The value of the services must be the market cost not the lost of
earnings of the service provider. (therefore, the fact that the [partner]
earns [$] is not relevant)
iii.
The principle applies where there is no obligation to remunerate the
carer
5. This final amount would be adjusted for the discount by 5% for present
value. (CLA s 14(2)(b))
Category B non-economic loss (general)
1. The CLA s 16(3) provides for a whole-person impairment threshold where the
maximum of $535000 for the most extreme case (CLA S 16(2)) and no
damages unless you have at least 15% of the most extreme cases (CLA S
16(3)). Courts would determine the severity to [plaintiffs] non-economic
loss as a percentage of the most extreme case. Applying this percentage to
the table on s 16, the courts can determine the proportion of the maximum
amount payable to [plaintiff]. Damages here would not be for the most
extreme cases as [plaintiff] is not at a level of say a quadriplegic.
(Southgate)
2. Pain and suffering would be defined as a subjective sensation of distress
and would give rise to damages as [reasoning eg. He is recently at risk of
depression]
3. Comparing his lifestyle before he [reasoning] compared to now, [plaintiff]

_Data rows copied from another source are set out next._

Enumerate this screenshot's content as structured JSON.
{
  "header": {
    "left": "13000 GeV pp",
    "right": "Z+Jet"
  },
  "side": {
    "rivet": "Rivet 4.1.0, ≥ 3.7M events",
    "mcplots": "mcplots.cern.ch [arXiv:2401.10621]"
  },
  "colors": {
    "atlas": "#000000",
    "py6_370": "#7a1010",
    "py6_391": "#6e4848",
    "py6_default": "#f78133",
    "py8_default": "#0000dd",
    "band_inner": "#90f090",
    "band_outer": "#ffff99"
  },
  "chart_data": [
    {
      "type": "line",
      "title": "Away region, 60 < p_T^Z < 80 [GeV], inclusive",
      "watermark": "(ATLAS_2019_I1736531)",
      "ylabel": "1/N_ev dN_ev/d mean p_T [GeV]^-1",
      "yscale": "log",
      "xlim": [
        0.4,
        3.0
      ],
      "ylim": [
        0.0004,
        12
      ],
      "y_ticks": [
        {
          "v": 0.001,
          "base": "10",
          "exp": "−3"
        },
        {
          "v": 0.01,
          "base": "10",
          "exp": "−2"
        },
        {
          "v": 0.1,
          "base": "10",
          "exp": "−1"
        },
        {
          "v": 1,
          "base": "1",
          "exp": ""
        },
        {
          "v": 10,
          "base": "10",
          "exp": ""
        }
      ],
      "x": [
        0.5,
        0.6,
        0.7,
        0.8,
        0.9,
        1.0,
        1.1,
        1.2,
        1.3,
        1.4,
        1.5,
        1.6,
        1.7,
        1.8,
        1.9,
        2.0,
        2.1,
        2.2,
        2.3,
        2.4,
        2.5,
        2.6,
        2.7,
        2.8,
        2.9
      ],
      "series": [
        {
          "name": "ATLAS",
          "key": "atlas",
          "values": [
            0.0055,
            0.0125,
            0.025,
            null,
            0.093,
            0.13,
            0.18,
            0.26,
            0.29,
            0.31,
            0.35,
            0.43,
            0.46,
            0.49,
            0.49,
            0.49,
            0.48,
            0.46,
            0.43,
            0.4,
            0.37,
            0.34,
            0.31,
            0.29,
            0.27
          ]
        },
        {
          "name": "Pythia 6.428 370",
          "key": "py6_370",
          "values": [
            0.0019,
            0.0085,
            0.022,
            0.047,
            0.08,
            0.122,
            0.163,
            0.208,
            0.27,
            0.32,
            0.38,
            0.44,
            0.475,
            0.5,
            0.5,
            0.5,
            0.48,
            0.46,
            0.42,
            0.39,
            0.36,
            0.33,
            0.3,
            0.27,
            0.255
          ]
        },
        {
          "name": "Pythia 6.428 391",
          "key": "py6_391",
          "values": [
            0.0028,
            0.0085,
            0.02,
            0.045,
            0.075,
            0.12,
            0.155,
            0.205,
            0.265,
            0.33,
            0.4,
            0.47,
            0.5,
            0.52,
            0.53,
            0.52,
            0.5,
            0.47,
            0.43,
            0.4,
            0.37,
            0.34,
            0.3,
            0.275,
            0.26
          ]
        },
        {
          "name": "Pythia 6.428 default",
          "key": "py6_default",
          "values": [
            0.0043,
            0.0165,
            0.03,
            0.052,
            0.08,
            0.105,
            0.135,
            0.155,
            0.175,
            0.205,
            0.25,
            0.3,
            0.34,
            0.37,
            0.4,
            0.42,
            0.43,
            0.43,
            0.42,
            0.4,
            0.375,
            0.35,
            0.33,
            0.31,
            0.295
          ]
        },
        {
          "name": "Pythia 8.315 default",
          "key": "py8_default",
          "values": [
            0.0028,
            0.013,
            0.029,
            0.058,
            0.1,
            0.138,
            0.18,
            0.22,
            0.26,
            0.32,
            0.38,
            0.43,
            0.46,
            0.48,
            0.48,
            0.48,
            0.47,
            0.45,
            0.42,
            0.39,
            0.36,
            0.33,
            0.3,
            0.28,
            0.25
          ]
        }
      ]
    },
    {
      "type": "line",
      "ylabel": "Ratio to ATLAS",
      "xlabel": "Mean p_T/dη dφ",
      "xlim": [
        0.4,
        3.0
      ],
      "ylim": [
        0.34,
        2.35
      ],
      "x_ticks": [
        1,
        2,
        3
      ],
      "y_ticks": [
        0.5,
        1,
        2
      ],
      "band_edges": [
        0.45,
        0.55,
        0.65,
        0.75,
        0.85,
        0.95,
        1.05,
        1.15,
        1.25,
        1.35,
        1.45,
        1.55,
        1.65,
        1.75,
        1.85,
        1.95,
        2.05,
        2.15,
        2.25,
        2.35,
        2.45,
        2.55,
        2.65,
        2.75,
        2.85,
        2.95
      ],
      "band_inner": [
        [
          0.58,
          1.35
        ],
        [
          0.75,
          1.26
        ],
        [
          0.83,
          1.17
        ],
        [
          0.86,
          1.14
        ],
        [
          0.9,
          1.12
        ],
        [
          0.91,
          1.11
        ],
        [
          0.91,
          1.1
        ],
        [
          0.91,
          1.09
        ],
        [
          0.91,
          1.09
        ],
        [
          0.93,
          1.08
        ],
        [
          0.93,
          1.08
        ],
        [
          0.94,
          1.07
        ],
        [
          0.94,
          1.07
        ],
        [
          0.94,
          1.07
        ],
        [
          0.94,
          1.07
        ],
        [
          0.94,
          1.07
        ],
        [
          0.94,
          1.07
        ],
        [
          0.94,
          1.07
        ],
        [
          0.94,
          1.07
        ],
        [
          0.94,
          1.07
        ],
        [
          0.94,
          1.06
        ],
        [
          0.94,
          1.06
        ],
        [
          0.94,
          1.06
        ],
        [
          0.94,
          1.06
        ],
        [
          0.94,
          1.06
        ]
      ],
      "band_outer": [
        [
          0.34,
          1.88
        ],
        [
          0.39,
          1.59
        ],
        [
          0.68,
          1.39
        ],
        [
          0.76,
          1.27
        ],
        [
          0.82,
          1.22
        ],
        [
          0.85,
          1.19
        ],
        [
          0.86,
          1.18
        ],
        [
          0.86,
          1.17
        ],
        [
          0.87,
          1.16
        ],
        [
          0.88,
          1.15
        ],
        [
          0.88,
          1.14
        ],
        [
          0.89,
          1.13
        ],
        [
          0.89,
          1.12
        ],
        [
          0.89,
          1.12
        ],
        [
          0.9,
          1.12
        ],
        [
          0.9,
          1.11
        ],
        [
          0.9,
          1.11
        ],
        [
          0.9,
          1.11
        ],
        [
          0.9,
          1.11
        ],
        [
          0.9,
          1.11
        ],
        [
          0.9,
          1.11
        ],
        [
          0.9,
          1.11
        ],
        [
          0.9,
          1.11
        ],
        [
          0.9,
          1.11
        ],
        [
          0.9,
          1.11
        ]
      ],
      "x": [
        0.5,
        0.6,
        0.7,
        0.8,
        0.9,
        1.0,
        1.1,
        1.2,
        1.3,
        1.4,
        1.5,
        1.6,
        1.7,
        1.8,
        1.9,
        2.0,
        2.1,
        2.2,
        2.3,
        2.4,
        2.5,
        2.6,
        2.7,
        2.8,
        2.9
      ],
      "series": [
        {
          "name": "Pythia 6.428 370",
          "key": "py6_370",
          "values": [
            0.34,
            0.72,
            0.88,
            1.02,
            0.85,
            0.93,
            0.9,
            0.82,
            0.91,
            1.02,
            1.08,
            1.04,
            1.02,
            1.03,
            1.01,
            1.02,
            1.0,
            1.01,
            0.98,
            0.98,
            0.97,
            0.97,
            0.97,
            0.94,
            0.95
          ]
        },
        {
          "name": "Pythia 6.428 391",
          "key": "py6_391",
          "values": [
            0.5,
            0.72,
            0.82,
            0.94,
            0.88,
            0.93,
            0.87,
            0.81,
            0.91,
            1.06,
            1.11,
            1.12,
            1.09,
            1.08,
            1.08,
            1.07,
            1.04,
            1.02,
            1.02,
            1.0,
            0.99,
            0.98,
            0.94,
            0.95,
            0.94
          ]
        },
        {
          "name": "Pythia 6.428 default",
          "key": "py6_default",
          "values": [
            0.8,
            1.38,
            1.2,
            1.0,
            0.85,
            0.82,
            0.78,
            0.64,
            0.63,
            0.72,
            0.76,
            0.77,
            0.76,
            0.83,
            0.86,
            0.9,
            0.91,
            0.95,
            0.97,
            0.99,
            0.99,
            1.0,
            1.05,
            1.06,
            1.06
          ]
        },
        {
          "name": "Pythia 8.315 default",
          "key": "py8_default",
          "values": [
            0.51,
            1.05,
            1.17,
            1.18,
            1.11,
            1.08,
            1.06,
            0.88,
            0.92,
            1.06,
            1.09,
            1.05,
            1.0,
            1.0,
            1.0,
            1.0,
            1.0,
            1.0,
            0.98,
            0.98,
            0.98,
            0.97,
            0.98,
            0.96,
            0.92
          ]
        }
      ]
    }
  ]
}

clearly had suffered a loss of amenities.
4. Finally, [plaintiff] would also receive damages for loss of expectation of life.
This is however limited at $2000. (Sharman)
If necessary, mention remoteness and any defences that change the damages.
e.g. contributory negligence
in so far as [plaintiff] was found to be contributory negligent for [insert from case],
the overall damages would be apportioned between him/her and whoever is liable.
If necessary, mention remoteness and any defences that change the damages.
e.g. contributory negligence
in so far as [plaintiff] was found to be contributory negligent for [insert from case],
the overall damages would be apportioned between him/her and whoever is liable.